We learn many things in that process - the art of adjusting, the skills of negotiating, the joy of sharing, the power of networking, the value of respecting, the support while suffering, and the strength in enduring. We realise how important inter-dependence is as opposed to parasitical dependency which is what made us look out for independence. If only the elderly too realise this and keep the right distance and give a longer rope to the young, the expectational burden that they put would not weaken the younger ones' shoulders. Many a times, the elders in the family simply forget that there is a fine line between what is intervention, which is required and what is interference, which is not required and over step that line. It is in maintaining that "safe distance" yet keeping the warmth of the relationships the balance would be struck.
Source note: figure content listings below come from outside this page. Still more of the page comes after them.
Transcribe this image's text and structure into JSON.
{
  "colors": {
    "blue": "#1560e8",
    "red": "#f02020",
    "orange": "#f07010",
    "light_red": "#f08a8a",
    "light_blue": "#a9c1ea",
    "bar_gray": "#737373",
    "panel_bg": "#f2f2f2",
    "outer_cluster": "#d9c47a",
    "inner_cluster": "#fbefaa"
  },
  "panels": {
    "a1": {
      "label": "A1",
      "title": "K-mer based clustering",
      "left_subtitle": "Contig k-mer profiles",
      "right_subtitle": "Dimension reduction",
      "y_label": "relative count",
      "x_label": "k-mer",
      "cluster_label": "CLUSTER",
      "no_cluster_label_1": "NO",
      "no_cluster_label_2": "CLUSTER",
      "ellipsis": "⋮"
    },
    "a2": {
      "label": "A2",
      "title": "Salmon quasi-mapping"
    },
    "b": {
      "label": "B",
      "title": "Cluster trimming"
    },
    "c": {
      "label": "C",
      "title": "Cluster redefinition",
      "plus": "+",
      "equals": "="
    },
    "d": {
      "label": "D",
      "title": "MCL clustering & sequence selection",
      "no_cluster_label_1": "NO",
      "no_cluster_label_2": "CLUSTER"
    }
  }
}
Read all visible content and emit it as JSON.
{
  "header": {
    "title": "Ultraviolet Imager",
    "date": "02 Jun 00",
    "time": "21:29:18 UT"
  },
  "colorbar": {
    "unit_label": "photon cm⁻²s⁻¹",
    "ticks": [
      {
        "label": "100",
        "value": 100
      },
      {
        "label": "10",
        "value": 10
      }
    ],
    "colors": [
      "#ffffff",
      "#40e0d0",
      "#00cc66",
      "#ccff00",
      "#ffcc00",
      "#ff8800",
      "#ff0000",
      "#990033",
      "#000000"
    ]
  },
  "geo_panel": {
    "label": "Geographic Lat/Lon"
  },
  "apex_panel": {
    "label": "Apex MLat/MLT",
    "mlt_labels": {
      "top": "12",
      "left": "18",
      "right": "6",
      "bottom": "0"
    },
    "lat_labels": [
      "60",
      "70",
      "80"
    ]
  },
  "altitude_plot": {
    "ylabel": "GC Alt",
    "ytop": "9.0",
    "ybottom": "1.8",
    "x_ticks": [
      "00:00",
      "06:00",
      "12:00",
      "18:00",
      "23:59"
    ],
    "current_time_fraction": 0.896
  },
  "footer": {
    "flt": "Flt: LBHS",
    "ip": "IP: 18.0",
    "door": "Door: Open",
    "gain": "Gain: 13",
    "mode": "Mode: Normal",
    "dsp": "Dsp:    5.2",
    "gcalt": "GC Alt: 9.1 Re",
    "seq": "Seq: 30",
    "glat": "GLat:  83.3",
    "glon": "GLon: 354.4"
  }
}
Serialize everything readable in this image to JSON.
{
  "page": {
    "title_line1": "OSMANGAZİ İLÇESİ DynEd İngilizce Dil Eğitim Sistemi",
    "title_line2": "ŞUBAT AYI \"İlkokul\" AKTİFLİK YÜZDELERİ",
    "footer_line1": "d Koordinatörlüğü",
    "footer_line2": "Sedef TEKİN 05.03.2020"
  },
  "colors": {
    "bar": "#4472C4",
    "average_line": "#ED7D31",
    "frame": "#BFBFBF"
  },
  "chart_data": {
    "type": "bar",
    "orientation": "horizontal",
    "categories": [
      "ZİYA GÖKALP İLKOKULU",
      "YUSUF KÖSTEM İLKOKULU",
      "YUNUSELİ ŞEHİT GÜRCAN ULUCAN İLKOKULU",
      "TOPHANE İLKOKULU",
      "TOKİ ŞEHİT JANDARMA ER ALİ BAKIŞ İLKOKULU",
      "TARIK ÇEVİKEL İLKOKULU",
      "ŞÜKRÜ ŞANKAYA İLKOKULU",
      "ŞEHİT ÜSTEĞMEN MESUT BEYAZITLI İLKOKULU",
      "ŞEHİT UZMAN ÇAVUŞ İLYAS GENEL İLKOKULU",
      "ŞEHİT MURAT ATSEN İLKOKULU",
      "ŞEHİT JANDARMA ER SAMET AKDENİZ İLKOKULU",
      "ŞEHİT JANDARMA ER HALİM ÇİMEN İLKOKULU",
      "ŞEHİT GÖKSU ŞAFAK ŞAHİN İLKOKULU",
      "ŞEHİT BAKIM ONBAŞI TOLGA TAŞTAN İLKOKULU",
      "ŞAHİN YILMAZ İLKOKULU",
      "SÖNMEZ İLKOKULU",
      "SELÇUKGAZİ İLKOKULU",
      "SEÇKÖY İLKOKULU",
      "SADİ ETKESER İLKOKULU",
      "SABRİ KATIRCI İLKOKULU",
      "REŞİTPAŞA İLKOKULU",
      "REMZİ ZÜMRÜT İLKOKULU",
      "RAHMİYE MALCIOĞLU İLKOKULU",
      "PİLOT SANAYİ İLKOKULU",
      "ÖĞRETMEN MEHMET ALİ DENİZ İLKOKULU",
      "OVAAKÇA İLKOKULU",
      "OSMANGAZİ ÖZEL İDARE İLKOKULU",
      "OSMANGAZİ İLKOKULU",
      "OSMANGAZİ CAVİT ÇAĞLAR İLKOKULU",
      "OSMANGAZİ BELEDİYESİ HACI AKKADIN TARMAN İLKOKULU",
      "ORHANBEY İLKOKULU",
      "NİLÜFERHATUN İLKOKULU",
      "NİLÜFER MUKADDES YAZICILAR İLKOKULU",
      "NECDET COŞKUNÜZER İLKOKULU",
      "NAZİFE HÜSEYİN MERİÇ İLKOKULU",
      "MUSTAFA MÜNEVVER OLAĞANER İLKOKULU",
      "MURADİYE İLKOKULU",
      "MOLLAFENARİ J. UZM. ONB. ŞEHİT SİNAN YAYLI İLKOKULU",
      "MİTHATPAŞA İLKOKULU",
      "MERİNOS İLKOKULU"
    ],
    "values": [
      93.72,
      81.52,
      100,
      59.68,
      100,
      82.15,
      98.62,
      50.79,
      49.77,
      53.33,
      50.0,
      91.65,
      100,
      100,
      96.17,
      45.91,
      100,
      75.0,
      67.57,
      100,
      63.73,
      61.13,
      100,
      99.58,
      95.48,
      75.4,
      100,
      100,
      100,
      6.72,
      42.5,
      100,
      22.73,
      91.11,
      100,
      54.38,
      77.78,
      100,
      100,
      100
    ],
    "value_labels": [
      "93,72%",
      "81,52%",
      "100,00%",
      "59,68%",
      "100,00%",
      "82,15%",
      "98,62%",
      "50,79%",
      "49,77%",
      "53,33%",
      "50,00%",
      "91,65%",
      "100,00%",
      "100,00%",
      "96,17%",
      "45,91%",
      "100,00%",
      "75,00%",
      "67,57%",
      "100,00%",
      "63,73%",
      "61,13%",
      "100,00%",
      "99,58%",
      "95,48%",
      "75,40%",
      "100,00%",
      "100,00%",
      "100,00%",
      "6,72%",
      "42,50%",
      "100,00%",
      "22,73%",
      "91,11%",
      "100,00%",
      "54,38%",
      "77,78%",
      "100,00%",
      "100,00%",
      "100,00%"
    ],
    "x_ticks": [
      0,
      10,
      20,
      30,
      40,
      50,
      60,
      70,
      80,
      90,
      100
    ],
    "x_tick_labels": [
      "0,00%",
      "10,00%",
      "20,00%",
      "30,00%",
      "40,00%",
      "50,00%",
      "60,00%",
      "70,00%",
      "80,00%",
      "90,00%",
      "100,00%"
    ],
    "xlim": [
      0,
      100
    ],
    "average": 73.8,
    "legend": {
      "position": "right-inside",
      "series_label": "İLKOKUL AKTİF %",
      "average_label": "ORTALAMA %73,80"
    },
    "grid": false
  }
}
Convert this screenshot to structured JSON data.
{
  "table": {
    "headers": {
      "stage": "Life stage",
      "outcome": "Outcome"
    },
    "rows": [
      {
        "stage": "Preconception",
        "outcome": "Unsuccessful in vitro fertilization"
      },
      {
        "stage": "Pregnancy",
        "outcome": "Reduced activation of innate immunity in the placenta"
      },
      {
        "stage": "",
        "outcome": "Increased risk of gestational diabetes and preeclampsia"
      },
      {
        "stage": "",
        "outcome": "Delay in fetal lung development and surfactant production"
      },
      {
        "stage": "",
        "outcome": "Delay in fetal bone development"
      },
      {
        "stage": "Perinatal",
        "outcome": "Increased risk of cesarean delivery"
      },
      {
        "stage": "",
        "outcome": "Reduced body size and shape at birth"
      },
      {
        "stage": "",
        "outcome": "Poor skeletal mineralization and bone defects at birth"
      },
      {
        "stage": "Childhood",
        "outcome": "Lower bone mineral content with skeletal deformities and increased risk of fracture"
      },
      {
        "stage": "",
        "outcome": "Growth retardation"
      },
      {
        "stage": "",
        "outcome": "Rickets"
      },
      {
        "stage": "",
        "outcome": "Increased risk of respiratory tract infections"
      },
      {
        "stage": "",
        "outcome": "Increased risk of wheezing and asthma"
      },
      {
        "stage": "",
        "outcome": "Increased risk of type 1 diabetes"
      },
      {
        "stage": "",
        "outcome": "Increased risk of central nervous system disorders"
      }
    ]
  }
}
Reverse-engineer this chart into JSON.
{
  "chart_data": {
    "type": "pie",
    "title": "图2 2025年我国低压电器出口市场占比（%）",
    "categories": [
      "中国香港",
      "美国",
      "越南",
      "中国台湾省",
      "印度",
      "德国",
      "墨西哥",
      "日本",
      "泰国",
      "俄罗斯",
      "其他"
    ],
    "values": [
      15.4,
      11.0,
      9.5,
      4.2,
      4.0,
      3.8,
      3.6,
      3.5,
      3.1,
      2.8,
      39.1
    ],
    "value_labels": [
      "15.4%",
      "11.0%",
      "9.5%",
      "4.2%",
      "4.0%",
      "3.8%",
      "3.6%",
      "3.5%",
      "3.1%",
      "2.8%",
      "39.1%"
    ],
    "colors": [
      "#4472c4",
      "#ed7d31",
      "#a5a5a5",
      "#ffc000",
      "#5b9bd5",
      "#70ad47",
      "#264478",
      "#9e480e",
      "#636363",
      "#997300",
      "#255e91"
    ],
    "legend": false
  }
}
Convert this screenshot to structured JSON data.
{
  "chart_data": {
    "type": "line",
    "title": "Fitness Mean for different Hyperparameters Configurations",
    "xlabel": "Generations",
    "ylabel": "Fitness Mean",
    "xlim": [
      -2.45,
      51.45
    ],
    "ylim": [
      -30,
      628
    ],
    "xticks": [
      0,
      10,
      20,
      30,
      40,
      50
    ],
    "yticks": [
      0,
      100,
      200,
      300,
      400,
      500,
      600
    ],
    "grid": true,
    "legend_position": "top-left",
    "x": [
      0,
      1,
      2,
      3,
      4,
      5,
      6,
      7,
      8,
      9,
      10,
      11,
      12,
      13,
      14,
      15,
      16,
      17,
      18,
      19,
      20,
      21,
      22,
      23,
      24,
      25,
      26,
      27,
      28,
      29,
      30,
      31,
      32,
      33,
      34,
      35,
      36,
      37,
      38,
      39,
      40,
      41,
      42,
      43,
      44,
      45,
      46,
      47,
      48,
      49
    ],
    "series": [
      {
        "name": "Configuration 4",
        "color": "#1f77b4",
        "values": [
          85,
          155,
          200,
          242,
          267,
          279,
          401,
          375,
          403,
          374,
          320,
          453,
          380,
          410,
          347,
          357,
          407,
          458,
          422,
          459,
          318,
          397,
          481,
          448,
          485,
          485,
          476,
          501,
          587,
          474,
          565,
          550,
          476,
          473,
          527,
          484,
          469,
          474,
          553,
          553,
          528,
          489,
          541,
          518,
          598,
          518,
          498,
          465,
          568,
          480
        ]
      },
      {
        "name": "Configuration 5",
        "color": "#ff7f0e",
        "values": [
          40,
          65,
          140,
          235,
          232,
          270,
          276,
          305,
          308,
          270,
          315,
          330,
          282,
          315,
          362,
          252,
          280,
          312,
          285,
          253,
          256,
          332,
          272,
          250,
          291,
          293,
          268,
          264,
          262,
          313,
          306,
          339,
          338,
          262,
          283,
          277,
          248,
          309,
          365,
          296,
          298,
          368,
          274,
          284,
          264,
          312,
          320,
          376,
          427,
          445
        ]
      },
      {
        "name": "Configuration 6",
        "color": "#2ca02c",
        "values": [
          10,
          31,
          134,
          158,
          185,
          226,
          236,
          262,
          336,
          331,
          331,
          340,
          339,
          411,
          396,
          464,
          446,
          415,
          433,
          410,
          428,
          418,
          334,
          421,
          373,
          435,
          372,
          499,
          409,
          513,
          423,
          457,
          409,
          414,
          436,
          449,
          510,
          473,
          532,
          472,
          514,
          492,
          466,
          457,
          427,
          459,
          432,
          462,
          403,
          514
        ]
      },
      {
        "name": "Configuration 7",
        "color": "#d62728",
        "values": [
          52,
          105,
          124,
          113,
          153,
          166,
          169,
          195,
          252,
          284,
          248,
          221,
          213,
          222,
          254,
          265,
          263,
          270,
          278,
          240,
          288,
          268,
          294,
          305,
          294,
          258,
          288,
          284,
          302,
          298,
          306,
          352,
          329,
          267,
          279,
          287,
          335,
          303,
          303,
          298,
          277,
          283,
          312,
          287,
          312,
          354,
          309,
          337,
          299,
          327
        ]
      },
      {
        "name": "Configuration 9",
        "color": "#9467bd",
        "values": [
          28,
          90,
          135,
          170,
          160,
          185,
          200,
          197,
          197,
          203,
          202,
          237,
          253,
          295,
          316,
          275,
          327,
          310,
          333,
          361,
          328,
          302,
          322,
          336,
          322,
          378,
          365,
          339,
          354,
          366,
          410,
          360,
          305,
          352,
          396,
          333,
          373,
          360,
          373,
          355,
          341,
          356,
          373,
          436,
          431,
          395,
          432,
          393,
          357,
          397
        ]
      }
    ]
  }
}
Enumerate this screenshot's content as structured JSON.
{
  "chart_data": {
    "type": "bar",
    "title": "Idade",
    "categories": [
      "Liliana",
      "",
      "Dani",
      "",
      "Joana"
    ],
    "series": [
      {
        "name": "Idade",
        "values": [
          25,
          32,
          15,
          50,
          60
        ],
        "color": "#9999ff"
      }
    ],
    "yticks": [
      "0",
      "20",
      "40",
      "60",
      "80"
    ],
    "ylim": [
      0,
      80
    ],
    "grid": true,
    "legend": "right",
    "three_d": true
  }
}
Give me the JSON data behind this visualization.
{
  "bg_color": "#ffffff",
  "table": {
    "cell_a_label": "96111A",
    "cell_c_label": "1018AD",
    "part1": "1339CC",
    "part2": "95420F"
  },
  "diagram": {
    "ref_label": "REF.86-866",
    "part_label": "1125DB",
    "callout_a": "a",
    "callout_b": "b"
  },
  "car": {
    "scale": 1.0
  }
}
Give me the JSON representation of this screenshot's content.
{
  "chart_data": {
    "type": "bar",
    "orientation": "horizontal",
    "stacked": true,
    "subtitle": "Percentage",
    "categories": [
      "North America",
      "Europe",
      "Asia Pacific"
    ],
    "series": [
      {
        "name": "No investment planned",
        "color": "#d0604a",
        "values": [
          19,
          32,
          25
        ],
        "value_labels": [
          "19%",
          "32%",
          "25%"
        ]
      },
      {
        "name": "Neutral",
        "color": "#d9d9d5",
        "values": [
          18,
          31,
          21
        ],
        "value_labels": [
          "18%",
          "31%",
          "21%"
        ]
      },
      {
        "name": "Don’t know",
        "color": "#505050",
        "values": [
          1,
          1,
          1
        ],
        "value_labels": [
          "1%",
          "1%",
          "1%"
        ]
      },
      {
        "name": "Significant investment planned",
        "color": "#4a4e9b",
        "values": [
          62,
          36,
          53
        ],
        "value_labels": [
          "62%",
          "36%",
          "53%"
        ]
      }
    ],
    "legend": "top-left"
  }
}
Yet it is pathetic to see how we are losing our grips on this beautiful value and moving farther away from our dear and near ones many times because of a silly ego issue that is not worth a dime. Often a marriage against a parental wish, or a career choice or sometimes as silly as being nice to someone a particular family member hates, becomes good enough reason to keep us apart. Aged single parents move helplessly between one house to the other, as part of "sharing the burden" and sometimes get offloaded into some "home" where there are other such destitute elders. Worse, they are simply dropped off in Kumbh mela in Allahabad or Haridwar or Kasi. My mother used to say,"one mother can take care of seven children, but seven children together cannot take care of an old mother!"

This is heart rending. Specially for those who have lost their parents or are far away from them and cherish to be with their dear and near. Ask those who are living abroad what happens to them during festival times when they miss their own people, and they will tell us how gut wrenching it could be. While it is good to go nuclear and keep the "safe distance" and be independent, it is also equally important to recognise the uniqueness in these values that make us as true Indians and proud ones at that. Let us not lose them, and in the process lose ourselves. Bonds are meant to strengthen us, and not to get us "bound". That is the true meaning of Raksha bandhan. The bond of security. The bond of love. The bond that makes us whom we are.